Overall, it’s a really good wheel. It was fairly affordable and pretty easy to finish and assemble. It’s forgiving for a new spinner, and doesn’t fluctuate too much even with summer to winter temperature and humidity changes here in NC. It has a small footprint and is solid enough that an accidental bump isn’t going to damage it. Which means it fits easily in the seat of my car (I drive a Mazda3 wagon) for to transport to events, and can survive being bumped by kids getting too close. That same small footprint makes it easier to store out of the way when not in use. It’s currently living between my desk and a bookcase in my room – a space that is about 20″ wide and 15″ deep. In terms of spinning capabilities, I can spin pretty bulky yarn as well as fine yarn with it, though finer yarns would probably be easier with the current whorl ratios. I’m sure I’ve spun many miles of yarn on this wheel, and know there are many more left in it.

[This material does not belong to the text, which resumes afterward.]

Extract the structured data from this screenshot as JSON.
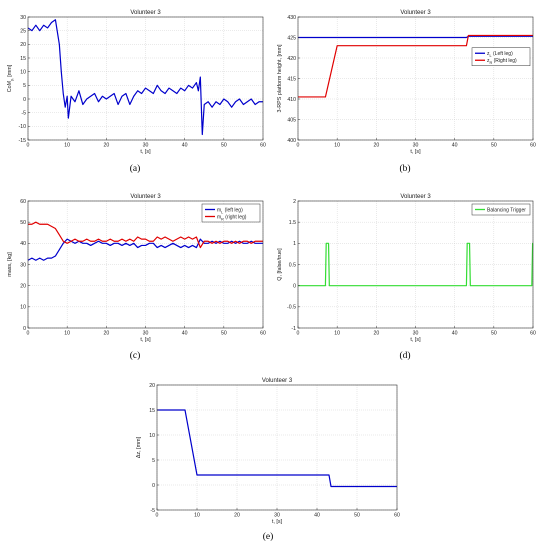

I’m also pretty sure that I’ve exceeded the bobbin’s published capacity playing bobbin chicken on at least one occasion. The built in lazy kate makes plying fairly easy.
The biggest downside for me is its weight. It’s tiring to carry it for long distances unless I used two hands. I almost need a little cart for it so my arm doesn’t cramp if I want to carry my stool or a basket of fiber at the same time. The smallest whorl’s diameter still doesn’t go fast enough to spin extremely fine. I’d need to get the lace flyer to spin super fine without over-spinning the yarn and working really hard. It can be a bit of a noisy spinner if it’s not well greased. All that said, its overall versatility means I’d have to be very short on space to rehome this one.